"Highly luminescent nanocrystal quantum dots fabricated by lattice-type mismatched epitaxy",
W. Heiss, E. Kaufmann, M. Boeberl, T. Schwarzl, G. Springholz, G. Hesser, F. Schaeffler, K. Koike, H. Harada, M. Yano, R. Leitsmann, L.E. Ramos, F. Bechstedt,
Physica E 35, 241 (2006),

Lattice-type mismatched heteroepitaxy is demonstrated as a novel concept for the fabrication of almost-ideal highly-luminescent nanocrystal quantum dots that are coherently embedded in a single-crystalline matrix. In this approach, the formation of quantum dots is induced by transformation of a metastable epitaxial 2D quantum well into an array of isolated nanocrystals with highly symmetric shape.

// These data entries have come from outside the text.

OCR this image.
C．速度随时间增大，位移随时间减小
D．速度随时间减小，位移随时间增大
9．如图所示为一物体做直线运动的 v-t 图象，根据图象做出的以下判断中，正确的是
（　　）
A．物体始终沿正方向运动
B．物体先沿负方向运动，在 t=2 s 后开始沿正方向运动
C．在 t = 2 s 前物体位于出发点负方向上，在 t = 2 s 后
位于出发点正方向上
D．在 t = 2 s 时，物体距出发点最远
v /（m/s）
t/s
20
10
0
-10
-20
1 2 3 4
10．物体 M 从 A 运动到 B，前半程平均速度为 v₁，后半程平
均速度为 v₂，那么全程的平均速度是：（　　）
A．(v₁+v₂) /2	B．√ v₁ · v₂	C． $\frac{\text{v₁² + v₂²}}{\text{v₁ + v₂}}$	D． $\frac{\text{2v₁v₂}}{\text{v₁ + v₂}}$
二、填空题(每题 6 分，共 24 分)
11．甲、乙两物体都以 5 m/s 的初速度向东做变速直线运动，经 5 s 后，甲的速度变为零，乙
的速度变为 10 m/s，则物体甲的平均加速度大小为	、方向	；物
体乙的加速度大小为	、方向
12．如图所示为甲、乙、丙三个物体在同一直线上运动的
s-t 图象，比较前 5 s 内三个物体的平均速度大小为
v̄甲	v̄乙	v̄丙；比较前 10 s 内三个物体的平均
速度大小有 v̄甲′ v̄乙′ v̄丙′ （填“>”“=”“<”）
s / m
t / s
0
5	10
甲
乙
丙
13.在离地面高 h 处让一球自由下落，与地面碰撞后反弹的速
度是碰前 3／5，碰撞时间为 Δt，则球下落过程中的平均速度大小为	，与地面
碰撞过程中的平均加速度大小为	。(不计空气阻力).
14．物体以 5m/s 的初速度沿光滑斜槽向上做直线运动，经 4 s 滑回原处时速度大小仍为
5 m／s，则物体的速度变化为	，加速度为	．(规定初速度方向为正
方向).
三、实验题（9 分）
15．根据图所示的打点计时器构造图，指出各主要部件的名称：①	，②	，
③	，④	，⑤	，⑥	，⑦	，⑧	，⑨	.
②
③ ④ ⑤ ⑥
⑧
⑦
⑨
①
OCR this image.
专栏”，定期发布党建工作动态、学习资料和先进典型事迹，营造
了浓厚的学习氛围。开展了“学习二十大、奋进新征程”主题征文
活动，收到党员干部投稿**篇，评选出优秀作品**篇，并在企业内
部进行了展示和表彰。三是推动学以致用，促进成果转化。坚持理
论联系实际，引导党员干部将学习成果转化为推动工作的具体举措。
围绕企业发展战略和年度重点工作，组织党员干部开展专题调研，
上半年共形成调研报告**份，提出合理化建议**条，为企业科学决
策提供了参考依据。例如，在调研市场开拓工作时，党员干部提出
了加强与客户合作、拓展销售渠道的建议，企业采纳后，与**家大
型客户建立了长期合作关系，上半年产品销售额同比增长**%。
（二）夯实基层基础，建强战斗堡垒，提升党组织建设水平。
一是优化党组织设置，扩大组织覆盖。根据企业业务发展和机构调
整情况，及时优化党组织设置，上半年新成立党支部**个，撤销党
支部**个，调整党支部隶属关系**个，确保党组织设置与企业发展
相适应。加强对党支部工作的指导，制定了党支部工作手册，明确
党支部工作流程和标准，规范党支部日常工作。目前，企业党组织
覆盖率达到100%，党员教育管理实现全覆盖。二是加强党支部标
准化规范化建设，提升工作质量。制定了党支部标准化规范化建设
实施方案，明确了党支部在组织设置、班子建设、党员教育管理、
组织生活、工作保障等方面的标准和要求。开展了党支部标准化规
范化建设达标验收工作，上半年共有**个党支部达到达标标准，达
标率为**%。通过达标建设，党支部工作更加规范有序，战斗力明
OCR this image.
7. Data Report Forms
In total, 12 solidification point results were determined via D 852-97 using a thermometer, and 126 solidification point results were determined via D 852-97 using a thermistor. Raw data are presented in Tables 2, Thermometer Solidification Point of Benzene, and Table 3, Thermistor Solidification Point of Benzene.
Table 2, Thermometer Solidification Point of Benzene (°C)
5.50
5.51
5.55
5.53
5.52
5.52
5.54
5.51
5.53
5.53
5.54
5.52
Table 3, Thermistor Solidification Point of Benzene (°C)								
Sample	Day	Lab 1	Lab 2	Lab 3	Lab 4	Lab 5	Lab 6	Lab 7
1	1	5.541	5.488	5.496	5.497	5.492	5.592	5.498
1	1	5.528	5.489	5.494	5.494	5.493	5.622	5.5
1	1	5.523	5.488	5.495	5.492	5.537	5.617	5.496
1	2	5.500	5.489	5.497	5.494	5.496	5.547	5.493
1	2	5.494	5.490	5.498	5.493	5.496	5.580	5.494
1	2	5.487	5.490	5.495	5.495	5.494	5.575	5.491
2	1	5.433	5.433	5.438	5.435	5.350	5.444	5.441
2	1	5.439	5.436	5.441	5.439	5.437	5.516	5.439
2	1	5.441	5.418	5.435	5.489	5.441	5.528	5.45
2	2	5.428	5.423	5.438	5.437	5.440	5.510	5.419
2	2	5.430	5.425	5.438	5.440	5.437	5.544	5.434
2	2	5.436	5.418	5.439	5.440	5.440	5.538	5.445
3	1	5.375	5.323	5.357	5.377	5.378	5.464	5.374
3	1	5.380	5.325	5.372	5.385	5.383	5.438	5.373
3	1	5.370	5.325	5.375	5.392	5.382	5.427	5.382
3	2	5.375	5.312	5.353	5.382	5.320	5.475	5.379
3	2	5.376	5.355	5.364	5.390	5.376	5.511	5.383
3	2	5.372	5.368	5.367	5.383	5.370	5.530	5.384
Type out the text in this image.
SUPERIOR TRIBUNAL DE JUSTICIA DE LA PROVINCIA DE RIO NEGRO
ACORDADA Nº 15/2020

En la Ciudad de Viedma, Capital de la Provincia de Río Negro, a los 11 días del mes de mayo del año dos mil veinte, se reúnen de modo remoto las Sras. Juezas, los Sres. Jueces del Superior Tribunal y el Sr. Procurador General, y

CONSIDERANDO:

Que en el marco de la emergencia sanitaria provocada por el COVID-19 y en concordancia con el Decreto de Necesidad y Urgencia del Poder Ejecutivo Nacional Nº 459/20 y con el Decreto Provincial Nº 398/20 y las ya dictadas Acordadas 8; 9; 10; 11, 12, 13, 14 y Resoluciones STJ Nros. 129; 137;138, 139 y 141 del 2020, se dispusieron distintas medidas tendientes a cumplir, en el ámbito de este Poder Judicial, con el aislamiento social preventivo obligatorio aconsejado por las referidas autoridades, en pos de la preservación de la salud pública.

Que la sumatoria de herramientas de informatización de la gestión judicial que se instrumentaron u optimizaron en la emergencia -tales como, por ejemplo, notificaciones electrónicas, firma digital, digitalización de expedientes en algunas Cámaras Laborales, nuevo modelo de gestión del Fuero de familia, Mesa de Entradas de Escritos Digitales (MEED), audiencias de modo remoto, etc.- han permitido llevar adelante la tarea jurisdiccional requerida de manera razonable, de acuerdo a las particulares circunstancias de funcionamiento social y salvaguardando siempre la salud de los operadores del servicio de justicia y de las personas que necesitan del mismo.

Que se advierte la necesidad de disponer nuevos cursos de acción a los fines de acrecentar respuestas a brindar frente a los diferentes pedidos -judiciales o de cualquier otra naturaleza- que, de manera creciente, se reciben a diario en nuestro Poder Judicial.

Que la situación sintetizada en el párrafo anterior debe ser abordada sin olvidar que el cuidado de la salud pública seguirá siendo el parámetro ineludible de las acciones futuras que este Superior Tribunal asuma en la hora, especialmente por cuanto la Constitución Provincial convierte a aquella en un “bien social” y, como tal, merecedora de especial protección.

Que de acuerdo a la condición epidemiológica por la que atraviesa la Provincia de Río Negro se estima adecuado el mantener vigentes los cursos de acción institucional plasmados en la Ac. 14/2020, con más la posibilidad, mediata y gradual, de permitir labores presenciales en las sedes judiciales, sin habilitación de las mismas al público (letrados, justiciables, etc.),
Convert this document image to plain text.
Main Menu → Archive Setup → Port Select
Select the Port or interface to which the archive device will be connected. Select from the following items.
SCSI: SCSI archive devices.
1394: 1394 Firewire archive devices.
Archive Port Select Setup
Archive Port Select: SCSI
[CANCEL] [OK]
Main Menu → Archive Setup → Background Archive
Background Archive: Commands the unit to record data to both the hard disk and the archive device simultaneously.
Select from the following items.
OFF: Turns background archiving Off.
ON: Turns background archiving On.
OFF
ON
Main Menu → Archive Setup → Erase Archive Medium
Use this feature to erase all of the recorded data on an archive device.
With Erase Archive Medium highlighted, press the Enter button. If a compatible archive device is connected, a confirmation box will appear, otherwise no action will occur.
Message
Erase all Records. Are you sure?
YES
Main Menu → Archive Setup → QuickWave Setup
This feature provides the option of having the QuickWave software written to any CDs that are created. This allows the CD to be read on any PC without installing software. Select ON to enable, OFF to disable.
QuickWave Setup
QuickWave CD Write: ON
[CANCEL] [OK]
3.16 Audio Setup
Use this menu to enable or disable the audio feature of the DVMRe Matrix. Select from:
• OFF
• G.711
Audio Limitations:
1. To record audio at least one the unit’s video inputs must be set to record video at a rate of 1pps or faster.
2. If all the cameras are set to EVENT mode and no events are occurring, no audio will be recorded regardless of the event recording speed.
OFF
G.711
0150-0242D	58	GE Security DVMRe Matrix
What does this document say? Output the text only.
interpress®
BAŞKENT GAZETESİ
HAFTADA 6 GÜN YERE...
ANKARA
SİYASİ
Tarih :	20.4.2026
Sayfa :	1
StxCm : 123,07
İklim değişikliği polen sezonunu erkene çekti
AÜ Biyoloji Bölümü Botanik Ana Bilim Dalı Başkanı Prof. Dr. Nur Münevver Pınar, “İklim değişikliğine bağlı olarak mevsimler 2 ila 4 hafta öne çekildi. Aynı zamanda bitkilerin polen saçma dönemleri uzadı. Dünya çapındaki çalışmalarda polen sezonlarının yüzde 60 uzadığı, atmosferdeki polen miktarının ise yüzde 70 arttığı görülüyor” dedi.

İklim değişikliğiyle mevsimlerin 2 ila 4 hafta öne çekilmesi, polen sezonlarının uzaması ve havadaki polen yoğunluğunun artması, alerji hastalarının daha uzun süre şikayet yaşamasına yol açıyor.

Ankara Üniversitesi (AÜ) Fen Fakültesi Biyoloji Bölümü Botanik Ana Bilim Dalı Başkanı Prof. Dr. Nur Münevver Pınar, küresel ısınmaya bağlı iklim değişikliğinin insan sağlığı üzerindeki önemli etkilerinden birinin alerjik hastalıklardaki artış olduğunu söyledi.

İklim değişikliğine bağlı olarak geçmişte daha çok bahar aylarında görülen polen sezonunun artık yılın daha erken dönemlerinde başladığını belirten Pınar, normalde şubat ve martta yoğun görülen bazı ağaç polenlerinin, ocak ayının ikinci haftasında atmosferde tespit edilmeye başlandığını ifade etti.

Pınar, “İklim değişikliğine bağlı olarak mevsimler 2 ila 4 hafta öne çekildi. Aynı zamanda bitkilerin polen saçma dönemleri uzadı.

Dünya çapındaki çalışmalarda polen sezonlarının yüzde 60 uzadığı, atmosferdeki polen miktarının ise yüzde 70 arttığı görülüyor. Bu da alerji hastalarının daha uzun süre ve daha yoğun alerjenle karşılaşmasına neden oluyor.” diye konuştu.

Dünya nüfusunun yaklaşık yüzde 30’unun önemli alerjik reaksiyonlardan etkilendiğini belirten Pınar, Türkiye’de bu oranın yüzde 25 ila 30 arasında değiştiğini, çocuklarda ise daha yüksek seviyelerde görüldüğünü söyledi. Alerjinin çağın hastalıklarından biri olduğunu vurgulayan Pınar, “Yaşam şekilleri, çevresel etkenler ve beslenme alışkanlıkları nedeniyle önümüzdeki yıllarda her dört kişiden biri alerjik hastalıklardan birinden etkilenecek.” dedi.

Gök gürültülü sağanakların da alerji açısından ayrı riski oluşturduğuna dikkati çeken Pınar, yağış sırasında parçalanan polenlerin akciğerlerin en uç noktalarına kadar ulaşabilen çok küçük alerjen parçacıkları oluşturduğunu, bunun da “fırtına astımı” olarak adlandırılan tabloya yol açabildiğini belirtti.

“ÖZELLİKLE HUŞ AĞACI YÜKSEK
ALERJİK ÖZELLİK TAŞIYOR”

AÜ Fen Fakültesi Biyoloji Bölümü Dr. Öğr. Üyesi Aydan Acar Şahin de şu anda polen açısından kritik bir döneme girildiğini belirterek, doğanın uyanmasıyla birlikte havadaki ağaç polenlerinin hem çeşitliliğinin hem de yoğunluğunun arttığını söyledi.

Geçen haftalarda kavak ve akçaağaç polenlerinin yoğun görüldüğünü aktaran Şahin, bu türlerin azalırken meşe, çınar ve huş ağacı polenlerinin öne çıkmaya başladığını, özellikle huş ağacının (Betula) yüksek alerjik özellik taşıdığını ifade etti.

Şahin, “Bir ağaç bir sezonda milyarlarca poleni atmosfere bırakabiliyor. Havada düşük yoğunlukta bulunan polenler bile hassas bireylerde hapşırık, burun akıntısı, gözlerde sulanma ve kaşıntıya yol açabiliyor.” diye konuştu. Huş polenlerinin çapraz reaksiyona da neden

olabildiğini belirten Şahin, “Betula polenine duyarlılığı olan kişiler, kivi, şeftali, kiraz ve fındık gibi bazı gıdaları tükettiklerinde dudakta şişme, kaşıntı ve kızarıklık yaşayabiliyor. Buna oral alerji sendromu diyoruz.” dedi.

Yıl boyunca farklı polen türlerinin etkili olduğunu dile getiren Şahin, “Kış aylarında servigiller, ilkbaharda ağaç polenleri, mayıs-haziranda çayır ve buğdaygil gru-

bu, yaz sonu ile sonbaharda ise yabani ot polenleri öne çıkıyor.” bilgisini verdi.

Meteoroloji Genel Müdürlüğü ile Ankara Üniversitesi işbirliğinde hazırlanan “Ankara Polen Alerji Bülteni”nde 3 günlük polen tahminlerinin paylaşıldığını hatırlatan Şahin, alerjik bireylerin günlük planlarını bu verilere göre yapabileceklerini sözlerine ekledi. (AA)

This process is driven by the lattice-type mismatch between the constituent materials and the resulting miscibility gap. The investigated PbTe/CdTe hererosystem has a model character because it combines two compounds with different cubic lattice types but almost identical lattice constants. The obtained epitaxial nanocrystals exhibit outstanding properties such as a well-defined symmetric shape, the absence of strain, intermixing and a wetting layer, which is in contrast to the conventional Stranski-Krastanow quantum dots. The small-rhomboedric-cubo-octahedron PbTe/CdTe nanocrystals on GaAs substrates display intense room temperature mid-infrared luminescence as is crucial for device applications. Ab initio density-functional theory is used to clarify the interface structure, indicating that the covalent and ionic bonding character of CdTe and PbTe is maintained across the interface.